さんたろう日記

95歳、会津坂下町に住む「山太郎」さんたろうです。コンデジで楽しみながら残りの日々静かに生きようと思っています。

新しい世界の小立岩

2021-05-23 | 日記

6歳になって伊北村只見小学校に入学した私の家族は5月になって業者のポンコツのダットサントラック(90年も昔当然荷物運搬は馬車でした。ポンコツのトラックといってもとても珍しいことでした)に家財をのせて父の新任地の大川村小立岩の小学校に移住しました。途中エンジンが止まったりして朝出発して午後に着きました。今の車なら3時間程度のコースなんです。(昨日の書き出しと同じ)

トラックで午後に小立岩の小学校前につくと「自動車だ~」と叫んで集落の子供達5~6人もがもの珍しらしそうに集まってきました。そして集落の大人の人もいらっしゃって荷物の運搬など手伝ってくださいました

小立岩と言うのは奥深い山あいの、安越又沢(あごしまたさわ)と檜枝岐川(ひのえまたかわ)が合流する場所の狭い居平に寺を含めて10軒ほどの民家が寄り添っている小さな集落でした。そこに茅葺き屋根の2教室に教員住宅のついた民家同然の小さな小学校校舎がありました。その小学校に教員として父が着任し私たち家族が住むことになったのです。

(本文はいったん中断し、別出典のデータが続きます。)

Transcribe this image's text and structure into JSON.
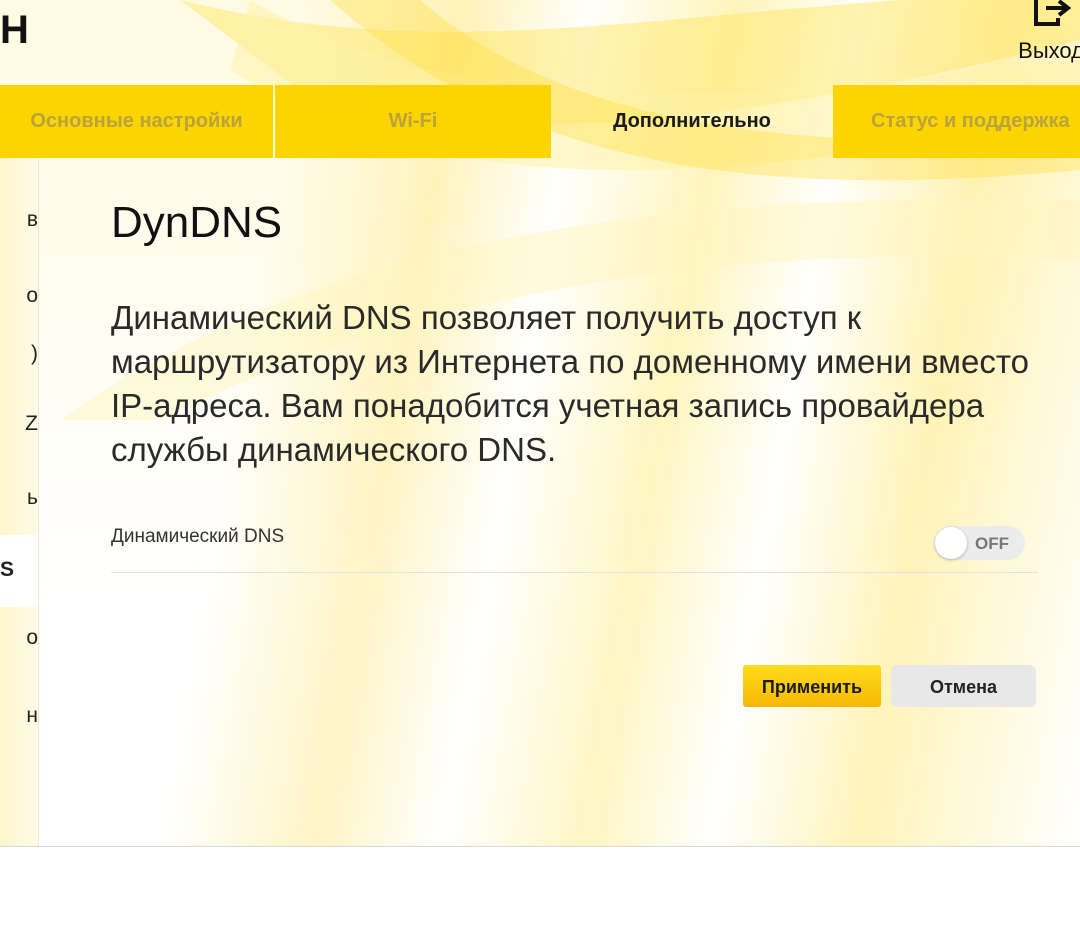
{
  "header": {
    "brand_fragment": "Н",
    "logout_label": "Выход",
    "logout_icon": "logout-icon"
  },
  "tabs": [
    {
      "label": "Основные настройки",
      "active": false
    },
    {
      "label": "Wi-Fi",
      "active": false
    },
    {
      "label": "Дополнительно",
      "active": true
    },
    {
      "label": "Статус и поддержка",
      "active": false
    }
  ],
  "sidebar": {
    "items": [
      {
        "label": "в"
      },
      {
        "label": "о"
      },
      {
        "label": ")"
      },
      {
        "label": "Z"
      },
      {
        "label": "ь"
      },
      {
        "label": "S",
        "active": true
      },
      {
        "label": "о"
      },
      {
        "label": "н"
      }
    ]
  },
  "main": {
    "title": "DynDNS",
    "description": "Динамический DNS позволяет получить доступ к маршрутизатору из Интернета по доменному имени вместо IP-адреса. Вам понадобится учетная запись провайдера службы динамического DNS.",
    "setting": {
      "label": "Динамический DNS",
      "toggle_state": "OFF"
    },
    "buttons": {
      "apply": "Применить",
      "cancel": "Отмена"
    }
  },
  "colors": {
    "accent": "#fcd400",
    "tab_inactive_text": "#b9a33a",
    "apply_button": "#f6b800"
  }
}
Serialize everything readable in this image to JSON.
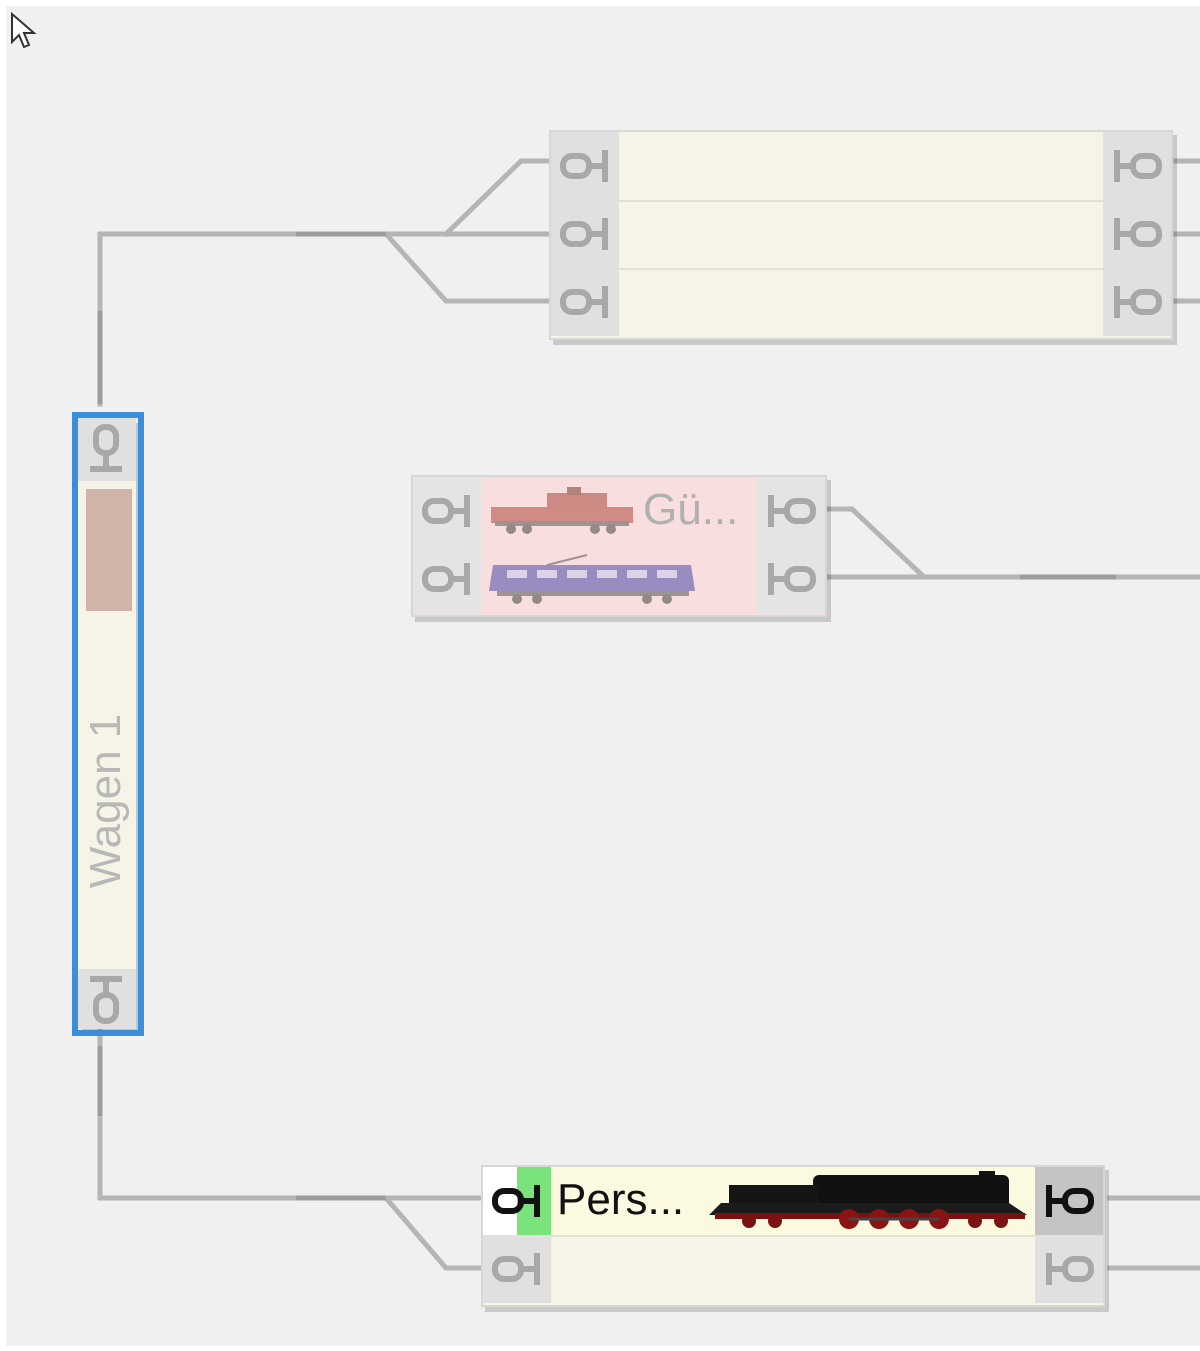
{
  "blocks": {
    "top": {
      "rows": [
        {
          "label": ""
        },
        {
          "label": ""
        },
        {
          "label": ""
        }
      ]
    },
    "middle": {
      "label": "Gü...",
      "rows": [
        {
          "icon": "red-diesel-locomotive-icon"
        },
        {
          "icon": "blue-electric-locomotive-icon"
        }
      ]
    },
    "bottom": {
      "label": "Pers...",
      "rows": [
        {
          "icon": "steam-locomotive-icon",
          "state": "active"
        },
        {
          "icon": ""
        }
      ]
    },
    "vertical": {
      "label": "Wagen 1",
      "selected": true
    }
  },
  "colors": {
    "canvas": "#f0f0f0",
    "block_fill": "#f5f4e6",
    "selection": "#3a8fd8",
    "active_green": "#7be37b",
    "faded_fill": "#f8dede",
    "track": "#b5b5b5"
  }
}
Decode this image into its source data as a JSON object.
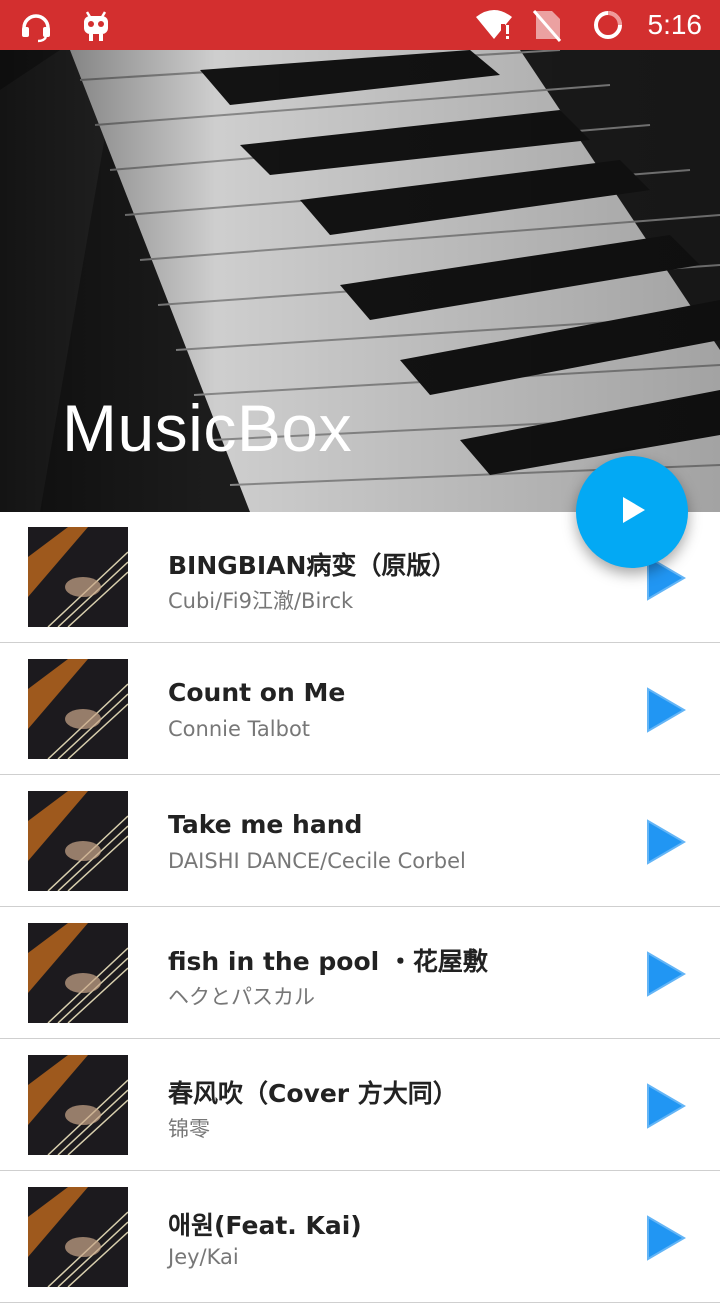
{
  "status_bar": {
    "time": "5:16",
    "left_icons": [
      "headset-icon",
      "android-debug-icon"
    ],
    "right_icons": [
      "wifi-alert-icon",
      "no-sim-icon",
      "sync-ring-icon"
    ],
    "background": "#d32f2f"
  },
  "header": {
    "title": "MusicBox"
  },
  "fab": {
    "icon": "play-icon",
    "color": "#03a9f4"
  },
  "songs": [
    {
      "title": "BINGBIAN病变（原版）",
      "artist": "Cubi/Fi9江澈/Birck"
    },
    {
      "title": "Count on Me",
      "artist": "Connie Talbot"
    },
    {
      "title": "Take me hand",
      "artist": "DAISHI DANCE/Cecile Corbel"
    },
    {
      "title": "fish in the pool ・花屋敷",
      "artist": "ヘクとパスカル"
    },
    {
      "title": "春风吹（Cover 方大同）",
      "artist": "锦零"
    },
    {
      "title": "애원(Feat. Kai)",
      "artist": "Jey/Kai"
    }
  ],
  "accent_color": "#2196f3"
}
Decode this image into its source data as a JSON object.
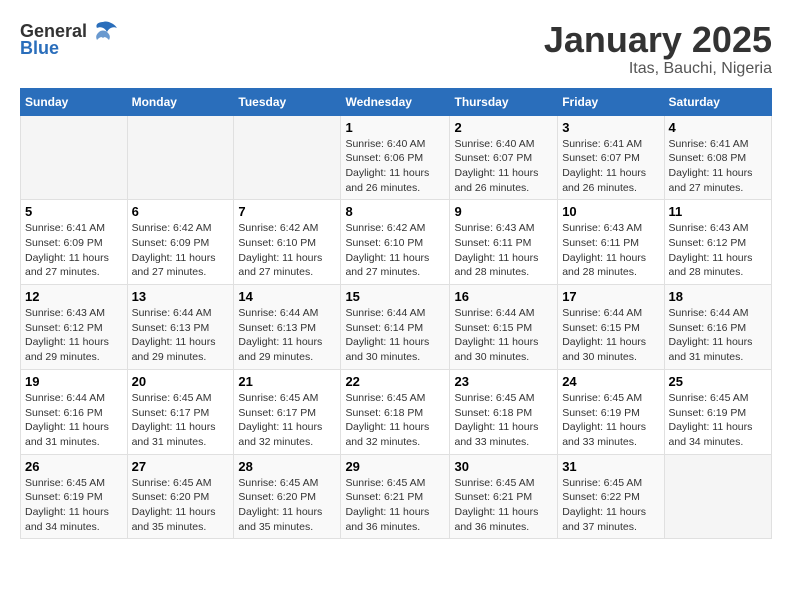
{
  "logo": {
    "general": "General",
    "blue": "Blue"
  },
  "title": "January 2025",
  "subtitle": "Itas, Bauchi, Nigeria",
  "days_header": [
    "Sunday",
    "Monday",
    "Tuesday",
    "Wednesday",
    "Thursday",
    "Friday",
    "Saturday"
  ],
  "weeks": [
    {
      "cells": [
        {
          "day": "",
          "info": ""
        },
        {
          "day": "",
          "info": ""
        },
        {
          "day": "",
          "info": ""
        },
        {
          "day": "1",
          "info": "Sunrise: 6:40 AM\nSunset: 6:06 PM\nDaylight: 11 hours and 26 minutes."
        },
        {
          "day": "2",
          "info": "Sunrise: 6:40 AM\nSunset: 6:07 PM\nDaylight: 11 hours and 26 minutes."
        },
        {
          "day": "3",
          "info": "Sunrise: 6:41 AM\nSunset: 6:07 PM\nDaylight: 11 hours and 26 minutes."
        },
        {
          "day": "4",
          "info": "Sunrise: 6:41 AM\nSunset: 6:08 PM\nDaylight: 11 hours and 27 minutes."
        }
      ]
    },
    {
      "cells": [
        {
          "day": "5",
          "info": "Sunrise: 6:41 AM\nSunset: 6:09 PM\nDaylight: 11 hours and 27 minutes."
        },
        {
          "day": "6",
          "info": "Sunrise: 6:42 AM\nSunset: 6:09 PM\nDaylight: 11 hours and 27 minutes."
        },
        {
          "day": "7",
          "info": "Sunrise: 6:42 AM\nSunset: 6:10 PM\nDaylight: 11 hours and 27 minutes."
        },
        {
          "day": "8",
          "info": "Sunrise: 6:42 AM\nSunset: 6:10 PM\nDaylight: 11 hours and 27 minutes."
        },
        {
          "day": "9",
          "info": "Sunrise: 6:43 AM\nSunset: 6:11 PM\nDaylight: 11 hours and 28 minutes."
        },
        {
          "day": "10",
          "info": "Sunrise: 6:43 AM\nSunset: 6:11 PM\nDaylight: 11 hours and 28 minutes."
        },
        {
          "day": "11",
          "info": "Sunrise: 6:43 AM\nSunset: 6:12 PM\nDaylight: 11 hours and 28 minutes."
        }
      ]
    },
    {
      "cells": [
        {
          "day": "12",
          "info": "Sunrise: 6:43 AM\nSunset: 6:12 PM\nDaylight: 11 hours and 29 minutes."
        },
        {
          "day": "13",
          "info": "Sunrise: 6:44 AM\nSunset: 6:13 PM\nDaylight: 11 hours and 29 minutes."
        },
        {
          "day": "14",
          "info": "Sunrise: 6:44 AM\nSunset: 6:13 PM\nDaylight: 11 hours and 29 minutes."
        },
        {
          "day": "15",
          "info": "Sunrise: 6:44 AM\nSunset: 6:14 PM\nDaylight: 11 hours and 30 minutes."
        },
        {
          "day": "16",
          "info": "Sunrise: 6:44 AM\nSunset: 6:15 PM\nDaylight: 11 hours and 30 minutes."
        },
        {
          "day": "17",
          "info": "Sunrise: 6:44 AM\nSunset: 6:15 PM\nDaylight: 11 hours and 30 minutes."
        },
        {
          "day": "18",
          "info": "Sunrise: 6:44 AM\nSunset: 6:16 PM\nDaylight: 11 hours and 31 minutes."
        }
      ]
    },
    {
      "cells": [
        {
          "day": "19",
          "info": "Sunrise: 6:44 AM\nSunset: 6:16 PM\nDaylight: 11 hours and 31 minutes."
        },
        {
          "day": "20",
          "info": "Sunrise: 6:45 AM\nSunset: 6:17 PM\nDaylight: 11 hours and 31 minutes."
        },
        {
          "day": "21",
          "info": "Sunrise: 6:45 AM\nSunset: 6:17 PM\nDaylight: 11 hours and 32 minutes."
        },
        {
          "day": "22",
          "info": "Sunrise: 6:45 AM\nSunset: 6:18 PM\nDaylight: 11 hours and 32 minutes."
        },
        {
          "day": "23",
          "info": "Sunrise: 6:45 AM\nSunset: 6:18 PM\nDaylight: 11 hours and 33 minutes."
        },
        {
          "day": "24",
          "info": "Sunrise: 6:45 AM\nSunset: 6:19 PM\nDaylight: 11 hours and 33 minutes."
        },
        {
          "day": "25",
          "info": "Sunrise: 6:45 AM\nSunset: 6:19 PM\nDaylight: 11 hours and 34 minutes."
        }
      ]
    },
    {
      "cells": [
        {
          "day": "26",
          "info": "Sunrise: 6:45 AM\nSunset: 6:19 PM\nDaylight: 11 hours and 34 minutes."
        },
        {
          "day": "27",
          "info": "Sunrise: 6:45 AM\nSunset: 6:20 PM\nDaylight: 11 hours and 35 minutes."
        },
        {
          "day": "28",
          "info": "Sunrise: 6:45 AM\nSunset: 6:20 PM\nDaylight: 11 hours and 35 minutes."
        },
        {
          "day": "29",
          "info": "Sunrise: 6:45 AM\nSunset: 6:21 PM\nDaylight: 11 hours and 36 minutes."
        },
        {
          "day": "30",
          "info": "Sunrise: 6:45 AM\nSunset: 6:21 PM\nDaylight: 11 hours and 36 minutes."
        },
        {
          "day": "31",
          "info": "Sunrise: 6:45 AM\nSunset: 6:22 PM\nDaylight: 11 hours and 37 minutes."
        },
        {
          "day": "",
          "info": ""
        }
      ]
    }
  ]
}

職員は小立岩の本校に2人、内川集落にある分校に1人、の3人で、父は30歳代の若い校長として着任したのです。児童数は全校児童数60人、ちなみに1年生は私をふくめて6人でした。大原集落・小立岩集落・大桃集落の3集落が学区でした。

驚いたのは電気がきてなくてランプの生活で台所は水屋と称する用水路のうえに屋根のついた小さな出小屋があってそこで食事の調理がすることになっていました。(当時はどの家も同じような水屋でした)

集落の子供達の本拠は集落の中心にある「地蔵堂」でした。

写真はあたらしいい地蔵堂です。当時の地蔵堂は茅葺屋根に格子戸の窓のついた建物で堂の周りに縁がまわついていました。地蔵堂の縁日には集落の若い男女が集まってその縁に腰をおろして愉しみあったのです。愛の交流の場所でもあったのです。

小立岩についた次の日の朝集落の少し年上の子供が私を迎えにきて、私の父と母に「なかよくしてね!」といわれ、私を連れて地蔵堂にいる集落の仲間のところにゆき、特別の新入りの紹介などなくすぐに狭い地蔵堂の中での「めくら鬼」という遊びの仲間に入れてくれました。

集落の子供仲間の小学校1年生は「とくお君」と私の二人でした。「とくお君」は私を友達としてではなくて先生の息子の新入りの世話を親切にしてやるという態度でした。だから私に大きな影響を与えてくれました。そのことはあとで書きたいと思っています。

電気の来ていない小立岩の夜はみんな石油ランプでした。小立岩では夕方になると空いっぱいにアカトンボなどの昆虫が飛び交い、それを追ってコウモリの群れが舞って昆虫を捕らえてたべました。そして薄暗くなるとよたかの「きょきょきょ」となく声が聞こえます。暗い夜になると「ゴゴッホウ ゴロッケ ゴゥホウ」となくフクロウの声が聞こえて来るんです。

小立岩夜はほんとに暗いんですよ。街灯なぞありませんしそれぞれの家の明かりはランプの弱いひかりです。外は真っ暗な闇なんですよ。お墓には燐がほろほろと燃え幽霊やキツネやタヌキの化けものが出るなんどと言われればほんとにそうだろうなと思ってしまう夜なんです。

夜の道を歩くにはろうそくの火をいれた提灯をて持って歩くんです。でも提灯の明かりは足もとをを少し明るくするだけで夜の闇はほんとに真っ暗なんですよ。

でも夏の夜には愉しみがあります。ホタル狩りです提灯をつけて箒と葱を持って群れ飛ぶホタルを 追うんです。捕らえたホタルは葱の葉にいれて持ち帰り蚊やのなかに放して愉しむんです。

ある夏の日の夜、提灯をつけてみんなでホタル狩りをしました。みんな家に帰って私一人になったとき、暗い山根近くの川辺の森から音もなく赤い火の玉が飛び出したゆっくりと寺のほうに移動して寺の上で消えたのです。1年生になったばかりの暗い夜のことでした。でもそのことは誰にも言ったことはありません。

いまでもそのことを思い出すと、理性的にはそんなバカなことなどあり得るはずはないと思うンですけど、でもあるいは子供の頃のうつつの夢だったのかもしれないなどと思ったりもするんですよ。当時の小立岩の夜はそんな幼い夢を思わせる夜でもありました。

明日は「トクオ君」とのことを書いて見ようかと思っているんです。